We first explore the simplified "coins version" of this task. After observing that this is NP-hard, we consider a range of heuristic algorithms, both standard and novel, and observe that our "biased robin" approach is both efficient and much more effective than most other approaches, including the standard RR approach. We then apply these ideas to learning a naive-bayes classifier, and see similar behavior. Finally, we consider the most realistic model, where both the researcher gathering data to build the classifier, and the user (eg, physician) applying this classifier to an instance (patient) must pay for the features used --- eg, the researcher has $10,000 to acquire the feature values needed to produce an optimal $30/patient classifier. Again, we see that our novel approaches are almost always much more effective that the standard RR model.
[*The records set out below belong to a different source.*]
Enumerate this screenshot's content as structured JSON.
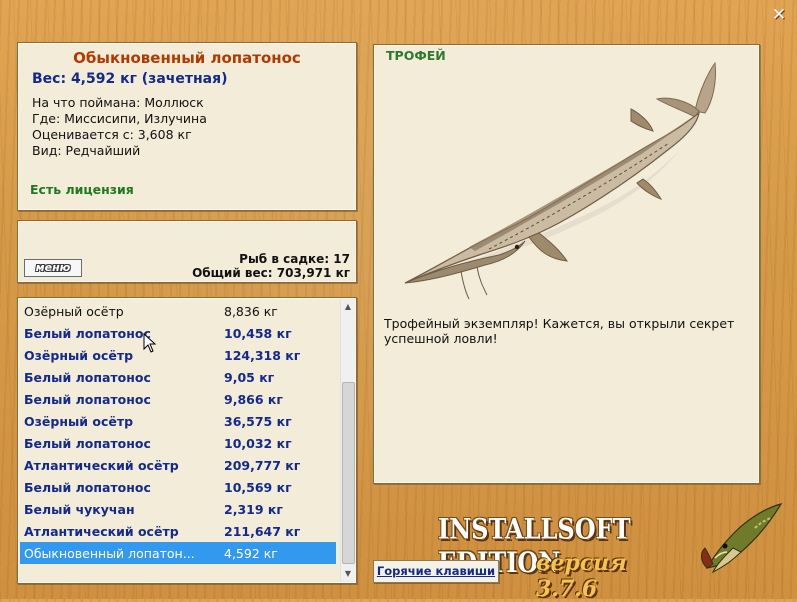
{
  "window": {
    "close_icon": "close-icon"
  },
  "info": {
    "fish_name": "Обыкновенный лопатонос",
    "weight": "Вес: 4,592 кг (зачетная)",
    "details": [
      "На что поймана: Моллюск",
      "Где: Миссисипи, Излучина",
      "Оценивается с: 3,608 кг",
      "Вид: Редчайший"
    ],
    "license": "Есть лицензия"
  },
  "keep": {
    "menu_label": "меню",
    "fish_count": "Рыб в садке: 17",
    "total_weight": "Общий вес: 703,971 кг"
  },
  "catch_list": [
    {
      "name": "Озёрный осётр",
      "weight": "8,836 кг"
    },
    {
      "name": "Белый лопатонос",
      "weight": "10,458 кг"
    },
    {
      "name": "Озёрный осётр",
      "weight": "124,318 кг"
    },
    {
      "name": "Белый лопатонос",
      "weight": "9,05 кг"
    },
    {
      "name": "Белый лопатонос",
      "weight": "9,866 кг"
    },
    {
      "name": "Озёрный осётр",
      "weight": "36,575 кг"
    },
    {
      "name": "Белый лопатонос",
      "weight": "10,032 кг"
    },
    {
      "name": "Атлантический осётр",
      "weight": "209,777 кг"
    },
    {
      "name": "Белый лопатонос",
      "weight": "10,569 кг"
    },
    {
      "name": "Белый чукучан",
      "weight": "2,319 кг"
    },
    {
      "name": "Атлантический осётр",
      "weight": "211,647 кг"
    },
    {
      "name": "Обыкновенный лопатон...",
      "weight": "4,592 кг"
    }
  ],
  "selected_index": 11,
  "trophy": {
    "label": "Трофей",
    "text": "Трофейный экземпляр! Кажется, вы открыли секрет успешной ловли!"
  },
  "edition": {
    "title": "INSTALLSOFT EDITION",
    "version": "версия 3.7.6"
  },
  "hotkeys_label": "Горячие клавиши",
  "colors": {
    "accent_title": "#b23a00",
    "link_blue": "#132a8a",
    "license_green": "#1e7a1e",
    "selection": "#3399ee"
  }
}
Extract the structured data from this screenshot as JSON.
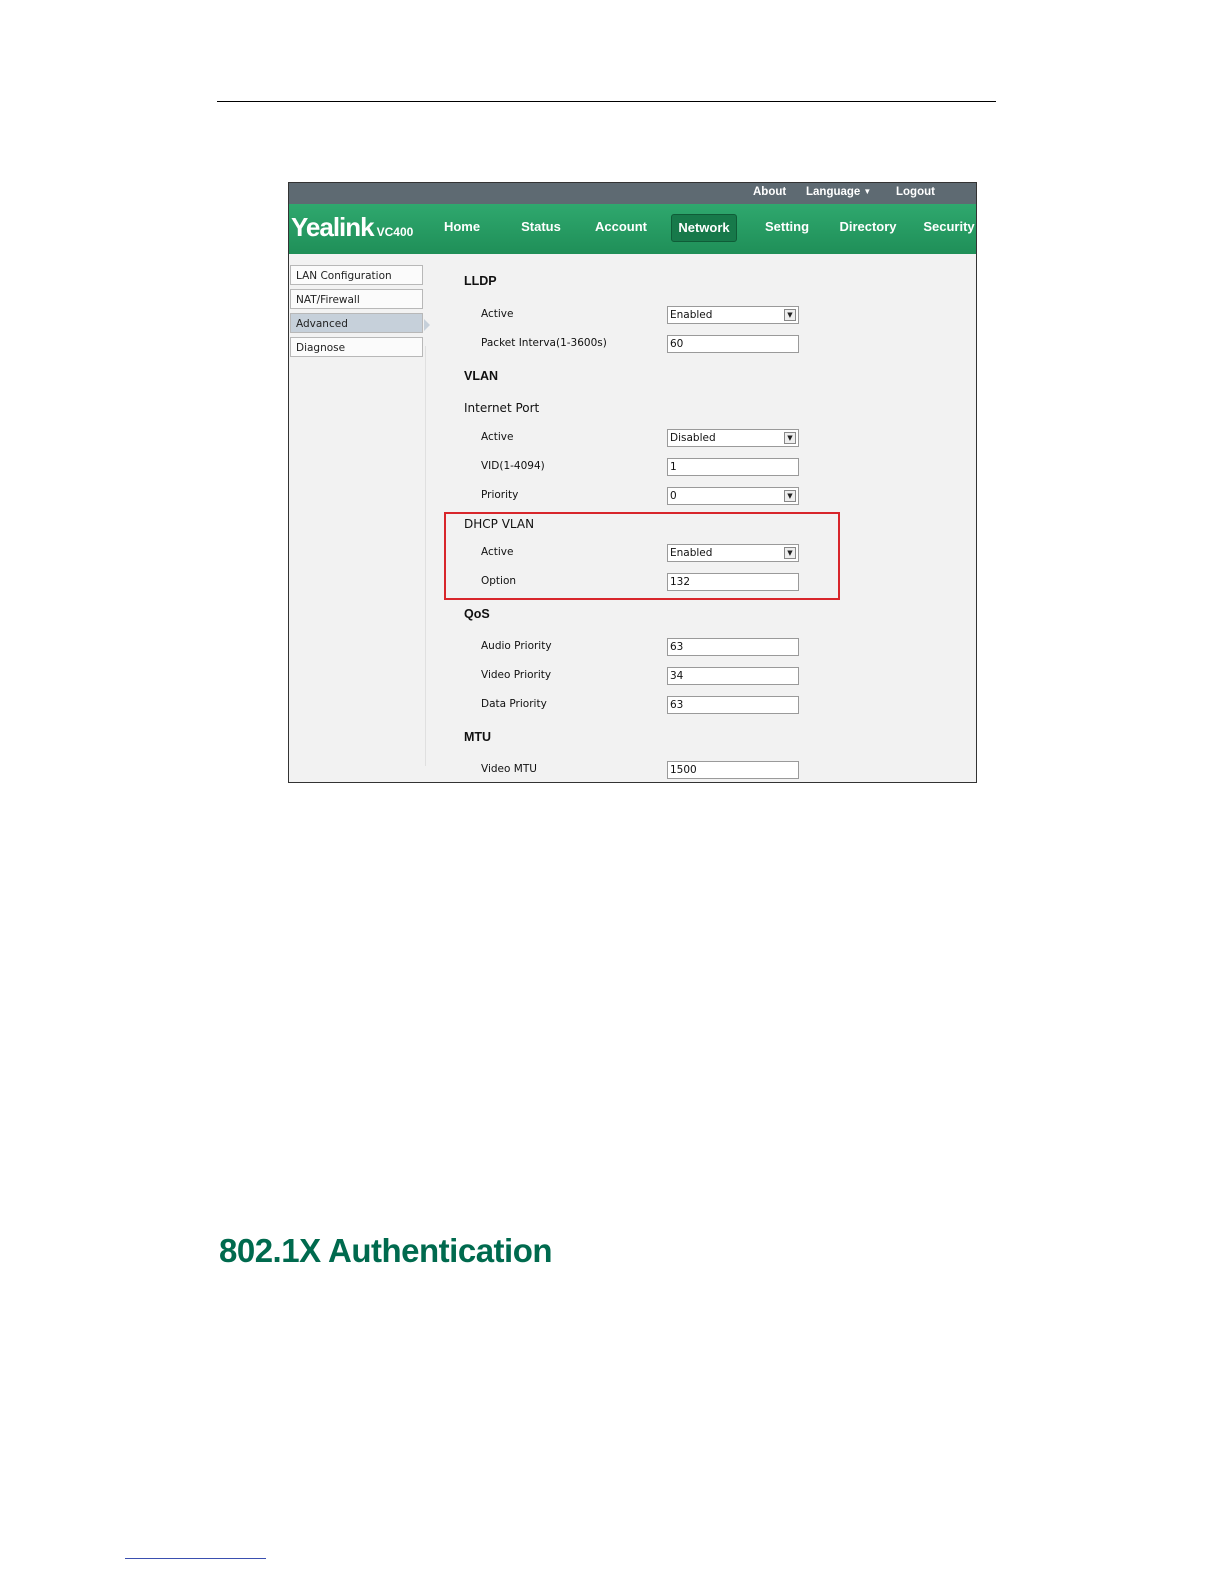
{
  "topbar": {
    "about": "About",
    "language": "Language",
    "logout": "Logout"
  },
  "brand": {
    "name": "Yealink",
    "model": "VC400"
  },
  "nav": {
    "tabs": [
      "Home",
      "Status",
      "Account",
      "Network",
      "Setting",
      "Directory",
      "Security"
    ],
    "active": "Network"
  },
  "sidebar": {
    "items": [
      "LAN Configuration",
      "NAT/Firewall",
      "Advanced",
      "Diagnose"
    ],
    "active": "Advanced"
  },
  "lldp": {
    "title": "LLDP",
    "active_label": "Active",
    "active_value": "Enabled",
    "interval_label": "Packet Interva(1-3600s)",
    "interval_value": "60"
  },
  "vlan": {
    "title": "VLAN",
    "internet_port": {
      "title": "Internet Port",
      "active_label": "Active",
      "active_value": "Disabled",
      "vid_label": "VID(1-4094)",
      "vid_value": "1",
      "priority_label": "Priority",
      "priority_value": "0"
    },
    "dhcp_vlan": {
      "title": "DHCP VLAN",
      "active_label": "Active",
      "active_value": "Enabled",
      "option_label": "Option",
      "option_value": "132"
    }
  },
  "qos": {
    "title": "QoS",
    "audio_label": "Audio Priority",
    "audio_value": "63",
    "video_label": "Video Priority",
    "video_value": "34",
    "data_label": "Data Priority",
    "data_value": "63"
  },
  "mtu": {
    "title": "MTU",
    "video_label": "Video MTU",
    "video_value": "1500"
  },
  "document": {
    "section_heading": "802.1X Authentication"
  }
}
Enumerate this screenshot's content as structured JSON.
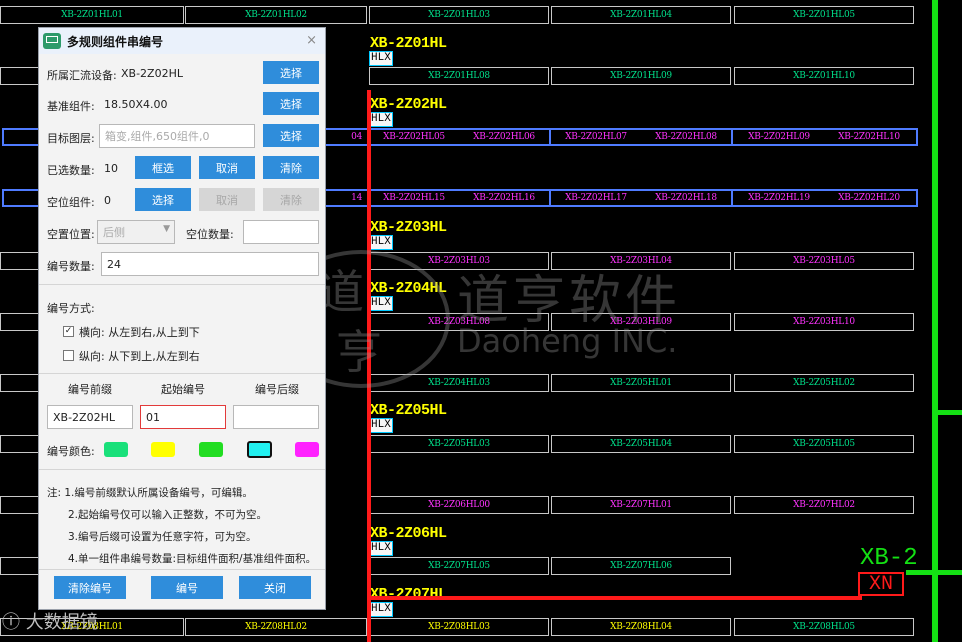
{
  "dialog": {
    "title": "多规则组件串编号",
    "close_glyph": "×",
    "device_label": "所属汇流设备:",
    "device_value": "XB-2Z02HL",
    "select_label": "选择",
    "base_label": "基准组件:",
    "base_value": "18.50X4.00",
    "target_label": "目标图层:",
    "target_placeholder": "箱变,组件,650组件,0",
    "selected_label": "已选数量:",
    "selected_value": "10",
    "frame_select_label": "框选",
    "cancel_label": "取消",
    "clear_label": "清除",
    "empty_label": "空位组件:",
    "empty_value": "0",
    "empty_pos_label": "空置位置:",
    "empty_pos_value": "后侧",
    "empty_count_label": "空位数量:",
    "number_count_label": "编号数量:",
    "number_count_value": "24",
    "mode_label": "编号方式:",
    "horizontal_label": "横向: 从左到右,从上到下",
    "vertical_label": "纵向: 从下到上,从左到右",
    "prefix_header": "编号前缀",
    "start_header": "起始编号",
    "suffix_header": "编号后缀",
    "prefix_value": "XB-2Z02HL",
    "start_value": "01",
    "suffix_value": "",
    "color_label": "编号颜色:",
    "colors": [
      "#19e07a",
      "#ffff00",
      "#22dd22",
      "#22f0f0",
      "#ff22ff"
    ],
    "notes": [
      "注: 1.编号前缀默认所属设备编号，可编辑。",
      "2.起始编号仅可以输入正整数，不可为空。",
      "3.编号后缀可设置为任意字符，可为空。",
      "4.单一组件串编号数量:目标组件面积/基准组件面积。"
    ],
    "clear_numbers_label": "清除编号",
    "number_label": "编号",
    "close_label": "关闭"
  },
  "cad": {
    "row1": [
      "XB-2Z01HL01",
      "XB-2Z01HL02",
      "XB-2Z01HL03",
      "XB-2Z01HL04",
      "XB-2Z01HL05"
    ],
    "row2": [
      "XB-2Z01HL08",
      "XB-2Z01HL09",
      "XB-2Z01HL10"
    ],
    "row3_left_tail": "04",
    "row3": [
      "XB-2Z02HL05",
      "XB-2Z02HL06",
      "XB-2Z02HL07",
      "XB-2Z02HL08",
      "XB-2Z02HL09",
      "XB-2Z02HL10"
    ],
    "row4_left_tail": "14",
    "row4": [
      "XB-2Z02HL15",
      "XB-2Z02HL16",
      "XB-2Z02HL17",
      "XB-2Z02HL18",
      "XB-2Z02HL19",
      "XB-2Z02HL20"
    ],
    "row5": [
      "XB-2Z03HL03",
      "XB-2Z03HL04",
      "XB-2Z03HL05"
    ],
    "row6": [
      "XB-2Z03HL08",
      "XB-2Z03HL09",
      "XB-2Z03HL10"
    ],
    "row7": [
      "XB-2Z04HL03",
      "XB-2Z05HL01",
      "XB-2Z05HL02"
    ],
    "row8": [
      "XB-2Z05HL03",
      "XB-2Z05HL04",
      "XB-2Z05HL05"
    ],
    "row9": [
      "XB-2Z06HL00",
      "XB-2Z07HL01",
      "XB-2Z07HL02"
    ],
    "row10": [
      "XB-2Z07HL05",
      "XB-2Z07HL06"
    ],
    "row11": [
      "XB-2Z08HL01",
      "XB-2Z08HL02",
      "XB-2Z08HL03",
      "XB-2Z08HL04",
      "XB-2Z08HL05"
    ],
    "row11_left_tail": "XB-2Z08HL01",
    "string_labels": [
      "XB-2Z01HL",
      "XB-2Z02HL",
      "XB-2Z03HL",
      "XB-2Z04HL",
      "XB-2Z05HL",
      "XB-2Z06HL",
      "XB-2Z07HL"
    ],
    "hlx": "HLX",
    "xb_big": "XB-2",
    "xn": "XN",
    "watermark_cn": "道亨软件",
    "watermark_en": "Daoheng INC.",
    "watermark_seal": [
      "道",
      "亨"
    ],
    "corner_logo": "ⓘ 大数据镜"
  }
}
This is joint work with Aloak Kapoor, Dan Lizotte and Omid Madani.

Biography:

After earning a PhD from Stanford, Russ Greiner worked in both academic and industrial research before settling at the University of Alberta, where he is now a Professor in Computing Science and the founding Scientific Director of the Alberta Ingenuity Centre for Machine Learning, which won the ASTech Award for "Outstanding Leadership in Technology" in 2006. He has been Program Chair for the 2004 "Int'l Conf. on Machine Learning", Conference Chair for 2006 "Int'l Conf. on Machine Learning", Editor-in-Chief for "Computational Intelligence", and is serving on the editorial boards of a number of other journals. He was elected a Fellow of the AAAI (Association for the Advancement of Artificial Intelligence) in 2007, and was awarded a McCalla Professorship in 2005-06 and a Killam Professorship in 2007. He has published over 100 refereed papers and patents, most in the areas of machine learning and knowledge representation. The main foci of his current work are (1) bioinformatics and medical informatics; (2) learning effective probabilistic models and (3) formal foundations of learnability.